Published Feb 5, 2010
futureRN_Anastasia
120 Posts
I started volunteering in a rehabilitation clinic last week. I need a certain amount of hours to be accepted to MScPT, and even if I decide on BScN instead, I still like to have some experience in a real clinic. Although my post is not about nursing, I learned A LOT from this forum about patient care, and so I want to share what is going on with me. It really helps me now, to be able to deal with patients in all sorts of moods and to help them no matter if they are pleasant or not at all.
Thank you, allnurses, for that! :redpinkhe
I've learned a lot in the last week. One thing is anatomy books and theory, seeing a patient in pain in front of you is completely different, and hearing that they are feeling better or a "thank you" overweights the grumpiness of other patients. I am coming home from the volunteering, taking off my scrubs, getting a shower, and falling asleep immediately, but I will adjust, I'm sure. Too many years sitting on my butt in front of a computer, I guess he-he.
I have a probably stupid question, but did it happen to you in the very beginning that after thorough patient assessment you find that you ache in exactly those places that patient described? It kinda freaks me out, I studied that it sometimes happens to people of all med./psych. related professions at the very beginning and is even called "medical student syndrome", but I'm just curious, did it happen to you too?

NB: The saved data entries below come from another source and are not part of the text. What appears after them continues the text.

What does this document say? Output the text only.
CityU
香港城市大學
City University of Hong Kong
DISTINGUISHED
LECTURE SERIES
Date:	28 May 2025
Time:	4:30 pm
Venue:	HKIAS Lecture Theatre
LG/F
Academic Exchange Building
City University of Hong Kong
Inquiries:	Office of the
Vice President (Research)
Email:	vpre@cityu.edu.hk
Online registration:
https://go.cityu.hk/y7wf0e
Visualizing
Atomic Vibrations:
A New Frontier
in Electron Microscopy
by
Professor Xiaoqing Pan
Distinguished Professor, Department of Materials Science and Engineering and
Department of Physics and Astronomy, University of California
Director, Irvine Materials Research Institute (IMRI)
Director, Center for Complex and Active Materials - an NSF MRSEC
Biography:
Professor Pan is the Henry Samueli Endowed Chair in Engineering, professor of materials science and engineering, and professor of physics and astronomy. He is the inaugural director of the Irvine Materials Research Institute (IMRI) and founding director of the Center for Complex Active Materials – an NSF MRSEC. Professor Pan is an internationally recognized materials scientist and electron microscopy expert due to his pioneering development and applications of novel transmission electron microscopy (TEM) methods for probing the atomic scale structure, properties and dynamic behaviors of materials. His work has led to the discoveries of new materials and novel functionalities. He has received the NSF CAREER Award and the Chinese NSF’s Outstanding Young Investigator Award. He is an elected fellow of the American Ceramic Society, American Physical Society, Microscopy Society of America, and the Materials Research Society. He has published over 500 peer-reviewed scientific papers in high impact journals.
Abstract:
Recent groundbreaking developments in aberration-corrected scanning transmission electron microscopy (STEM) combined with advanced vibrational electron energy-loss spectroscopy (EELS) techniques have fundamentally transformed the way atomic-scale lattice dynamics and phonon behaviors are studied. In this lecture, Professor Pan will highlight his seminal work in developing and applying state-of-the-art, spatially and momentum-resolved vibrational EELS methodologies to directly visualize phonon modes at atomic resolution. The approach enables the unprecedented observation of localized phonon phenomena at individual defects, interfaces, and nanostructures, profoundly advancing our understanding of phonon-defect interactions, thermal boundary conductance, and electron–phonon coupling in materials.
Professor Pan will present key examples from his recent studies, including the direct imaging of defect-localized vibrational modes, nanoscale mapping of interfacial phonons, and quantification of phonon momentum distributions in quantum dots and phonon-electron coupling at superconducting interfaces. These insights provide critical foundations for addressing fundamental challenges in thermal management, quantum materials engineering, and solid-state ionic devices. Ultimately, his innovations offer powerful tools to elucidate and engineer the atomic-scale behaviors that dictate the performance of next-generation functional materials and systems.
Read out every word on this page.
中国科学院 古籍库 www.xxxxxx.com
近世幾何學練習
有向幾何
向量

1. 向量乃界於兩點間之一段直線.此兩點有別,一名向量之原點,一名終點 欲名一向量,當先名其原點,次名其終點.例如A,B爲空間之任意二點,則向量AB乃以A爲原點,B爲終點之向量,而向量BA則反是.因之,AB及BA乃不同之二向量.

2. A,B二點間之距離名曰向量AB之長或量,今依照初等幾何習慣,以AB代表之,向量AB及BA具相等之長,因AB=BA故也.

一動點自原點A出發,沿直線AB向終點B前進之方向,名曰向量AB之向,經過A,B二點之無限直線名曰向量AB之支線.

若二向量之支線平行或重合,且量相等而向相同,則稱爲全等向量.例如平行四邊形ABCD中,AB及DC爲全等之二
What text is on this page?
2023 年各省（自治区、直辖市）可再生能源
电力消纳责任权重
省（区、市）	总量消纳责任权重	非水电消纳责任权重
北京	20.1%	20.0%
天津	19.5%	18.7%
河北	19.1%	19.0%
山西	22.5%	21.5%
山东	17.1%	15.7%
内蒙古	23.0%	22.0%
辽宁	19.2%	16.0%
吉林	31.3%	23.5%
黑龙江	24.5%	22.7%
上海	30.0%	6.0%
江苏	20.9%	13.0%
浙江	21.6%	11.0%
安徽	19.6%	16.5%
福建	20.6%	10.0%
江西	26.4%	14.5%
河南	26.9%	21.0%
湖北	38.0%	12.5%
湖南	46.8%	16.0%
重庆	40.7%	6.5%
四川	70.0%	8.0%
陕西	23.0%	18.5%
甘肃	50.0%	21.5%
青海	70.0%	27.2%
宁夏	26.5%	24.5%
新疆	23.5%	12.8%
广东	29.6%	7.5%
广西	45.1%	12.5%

Another thing is immunization. Although I don't work with bodily fluids half as much as nurses do, I still work with a lot of different people, and some of them have conditions or diseases in addition to the ones that they came for treatment. AIDS, HIV, Hepatitis, TB, what not. The clinic is very relaxed about personnel immunization, and didn't ask or advise any. I wonder, what immunization did you do? I'm going to a family doctor tomorrow to ask to get immunized and advise on what should I immunize against, but again, I am curious.